Bu hafta “Ahiler Haftası”… Güzel sözler söylenecek, bir iki konferans yapılacak, sonra yine unutulacak. Oysa ahilik, bu toprakların en köklü mirasıdır. Ahi Evran’ın asırlardır öğrettiği şey şuydu: Üret, helal kazan, paylaş ve ahlakı asla terk etme.
“Pabucunu dama atmak” deyimi de işte bu ahlakın damgasıdır. Eğer bir esnaf müşterisini kandırır, ölçüde hile yapar, malını bozuk satarsa ahi teşkilatı onun pabucunu dükkânının damına asardı. Bu, “bu adama güvenilmez” ilanıydı. Dürüst olmayanın toplum önünde itibarsızlaştırılmasıydı.
Bugün ise tablo tersine döndü.
Hile yapanın pabucu dama atılmıyor, aksine ödüllendiriliyor. Dürüst olan ise rekabet edemiyor, siftahsız kepenk kapatıyor.
Bir zamanlar mahallenin bakkalı, terzisi, kasabı güven demekti. Şimdi zincir marketler dört koldan büyürken, küçük esnaf ayakta kalamıyor. Zincirlerin bir kalemde verdiği indirim, esnafın bir aylık emeğini yok ediyor. Tüketici de günü kurtarmak için “ucuz” olana koşuyor, ama aslında kendi mahallesindeki üreticiyi, komşusunu kaybediyor.
Ahilik “üret” diyordu. Biz ise ithalata bel bağladık. Çiftçi toprağını bırakıyor, sanayici makinelerini kapatıyor; çünkü ithal ürün daha ucuz geliyor. Oysa ucuz ithalat sadece bugünü kurtarıyor, yarını çökertiyor. Bir ülke üretmeden ayakta kalamaz, ama bizde üretici yalnız bırakılıyor.
En acısı da şu: Toplum üreticiye değil, siyasetçiye kulak veriyor. Bir siyasetçi kürsüde saatlerce konuşuyor, televizyonlarda günlerce tartışılıyor. Ama üreticinin sesi kimseye ulaşmıyor. Tarladaki çiftçinin, dükkânındaki esnafın derdi siyasetin gölgesinde kalıyor.
Ahilikte toplum esnafı denetler, hile yapana hesap sorardı. Bugün ise siyasetçi hata yaptığında bile toplum ses çıkarmıyor, sadece kendi çıkarına bakıyor.

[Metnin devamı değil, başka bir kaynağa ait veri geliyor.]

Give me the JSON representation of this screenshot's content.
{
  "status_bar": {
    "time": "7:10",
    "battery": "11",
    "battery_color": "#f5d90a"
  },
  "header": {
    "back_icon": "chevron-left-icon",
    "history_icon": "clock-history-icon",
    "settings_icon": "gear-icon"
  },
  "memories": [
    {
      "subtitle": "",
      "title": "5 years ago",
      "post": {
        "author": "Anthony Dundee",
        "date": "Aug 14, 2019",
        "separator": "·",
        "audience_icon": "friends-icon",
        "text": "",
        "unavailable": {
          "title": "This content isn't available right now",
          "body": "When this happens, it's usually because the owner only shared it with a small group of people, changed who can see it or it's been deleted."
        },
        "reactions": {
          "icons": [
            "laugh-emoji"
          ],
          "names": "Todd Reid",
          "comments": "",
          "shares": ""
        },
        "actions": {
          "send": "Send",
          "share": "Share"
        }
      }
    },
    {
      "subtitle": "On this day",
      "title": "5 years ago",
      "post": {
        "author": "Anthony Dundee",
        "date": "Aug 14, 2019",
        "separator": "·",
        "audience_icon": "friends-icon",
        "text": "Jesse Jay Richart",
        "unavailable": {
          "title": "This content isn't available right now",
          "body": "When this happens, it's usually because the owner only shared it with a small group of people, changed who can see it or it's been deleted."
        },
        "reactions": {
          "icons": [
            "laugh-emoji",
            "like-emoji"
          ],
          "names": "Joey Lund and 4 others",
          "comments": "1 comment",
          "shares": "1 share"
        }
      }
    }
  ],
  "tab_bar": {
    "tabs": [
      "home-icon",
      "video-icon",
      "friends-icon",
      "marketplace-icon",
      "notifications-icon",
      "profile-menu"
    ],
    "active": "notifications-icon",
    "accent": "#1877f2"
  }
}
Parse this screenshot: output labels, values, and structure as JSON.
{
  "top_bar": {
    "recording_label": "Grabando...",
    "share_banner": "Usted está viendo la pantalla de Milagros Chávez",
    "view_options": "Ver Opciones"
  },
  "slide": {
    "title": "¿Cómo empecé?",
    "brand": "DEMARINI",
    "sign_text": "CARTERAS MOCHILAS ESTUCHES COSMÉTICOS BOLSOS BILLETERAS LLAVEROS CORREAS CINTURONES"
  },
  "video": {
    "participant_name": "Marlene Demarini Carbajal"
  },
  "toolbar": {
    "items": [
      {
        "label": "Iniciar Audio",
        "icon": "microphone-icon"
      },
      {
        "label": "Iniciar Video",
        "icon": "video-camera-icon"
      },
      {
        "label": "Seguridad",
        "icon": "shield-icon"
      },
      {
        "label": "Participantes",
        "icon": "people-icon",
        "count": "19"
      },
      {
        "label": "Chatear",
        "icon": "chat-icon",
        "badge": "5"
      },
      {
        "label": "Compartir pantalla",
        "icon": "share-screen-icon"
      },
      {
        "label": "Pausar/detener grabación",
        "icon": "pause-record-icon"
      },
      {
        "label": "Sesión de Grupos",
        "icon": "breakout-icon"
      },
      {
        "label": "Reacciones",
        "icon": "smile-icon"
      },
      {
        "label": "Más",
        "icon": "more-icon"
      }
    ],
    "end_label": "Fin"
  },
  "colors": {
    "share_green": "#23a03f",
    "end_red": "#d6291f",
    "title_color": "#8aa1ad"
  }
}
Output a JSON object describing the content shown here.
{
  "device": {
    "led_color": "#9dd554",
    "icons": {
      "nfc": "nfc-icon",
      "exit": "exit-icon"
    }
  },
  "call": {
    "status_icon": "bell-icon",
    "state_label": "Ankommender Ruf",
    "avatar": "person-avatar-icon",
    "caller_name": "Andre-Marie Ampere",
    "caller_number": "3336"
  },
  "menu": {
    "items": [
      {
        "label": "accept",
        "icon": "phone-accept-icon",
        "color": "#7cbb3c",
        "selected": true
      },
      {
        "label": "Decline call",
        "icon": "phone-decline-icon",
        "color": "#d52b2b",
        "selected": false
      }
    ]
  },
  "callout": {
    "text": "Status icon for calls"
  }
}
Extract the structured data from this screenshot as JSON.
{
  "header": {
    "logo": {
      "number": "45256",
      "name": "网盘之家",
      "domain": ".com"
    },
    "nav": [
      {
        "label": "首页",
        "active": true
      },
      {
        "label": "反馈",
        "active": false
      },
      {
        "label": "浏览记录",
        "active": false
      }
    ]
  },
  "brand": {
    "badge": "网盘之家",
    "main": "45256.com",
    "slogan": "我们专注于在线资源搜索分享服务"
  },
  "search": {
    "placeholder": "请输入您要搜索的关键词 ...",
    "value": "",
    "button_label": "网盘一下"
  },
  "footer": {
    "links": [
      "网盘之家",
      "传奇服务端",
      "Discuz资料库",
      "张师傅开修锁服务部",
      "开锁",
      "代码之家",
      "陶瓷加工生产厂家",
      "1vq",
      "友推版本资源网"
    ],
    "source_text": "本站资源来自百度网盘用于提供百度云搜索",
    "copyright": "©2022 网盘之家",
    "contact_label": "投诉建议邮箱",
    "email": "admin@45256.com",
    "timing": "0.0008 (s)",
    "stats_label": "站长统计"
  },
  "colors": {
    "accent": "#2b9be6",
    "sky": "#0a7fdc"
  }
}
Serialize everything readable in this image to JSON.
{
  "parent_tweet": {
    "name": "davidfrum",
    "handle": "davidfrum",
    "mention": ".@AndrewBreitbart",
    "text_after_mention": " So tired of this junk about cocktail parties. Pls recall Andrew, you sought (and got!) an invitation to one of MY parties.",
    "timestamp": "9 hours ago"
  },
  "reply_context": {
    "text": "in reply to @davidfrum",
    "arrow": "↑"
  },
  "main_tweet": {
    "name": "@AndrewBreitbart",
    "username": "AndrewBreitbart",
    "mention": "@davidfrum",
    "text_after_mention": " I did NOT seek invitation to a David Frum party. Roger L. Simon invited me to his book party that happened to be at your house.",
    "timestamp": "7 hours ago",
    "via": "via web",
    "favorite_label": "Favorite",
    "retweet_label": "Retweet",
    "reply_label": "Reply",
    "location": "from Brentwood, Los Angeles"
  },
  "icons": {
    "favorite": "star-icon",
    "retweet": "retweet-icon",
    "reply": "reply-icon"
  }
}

Bir başka yozlaşma da şu: Herkes işine odaklanacağına başkasının açığını kolluyor. Esnaf “malımı nasıl daha iyi yaparım” demek yerine, “nasıl daha çok kâr ederim” hesabında. Vatandaş da emeğiyle kazanmak yerine başkasının açığını yakalamaya çalışıyor. Bu zihniyet, toplumu içten çürüten en büyük hastalıktır.
Sonuç ortada: Ahilikte hile yapanın pabucu dama atılırdı, bizde dürüst olanın pabucu dama atılıyor. O günlerde üretim ve ahlak yüceltilirdi, bizde siyaset ve çıkarcılık kutsanıyor.
Ahiler Haftası vesilesiyle şu soruları sormak şart:
Üretmeden tüketerek nereye varacağız?
Siyasetçiye verdiğimiz değeri üreticiye ne zaman vereceğiz?
Dürüst insanın pabucunu başköşeye koymayı, hilekârın pabucunu dama atmayı ne zaman öğreneceğiz?
Cevapları bulamazsak, sadece geçmişi yâd ederiz, ama geleceği kaybederiz.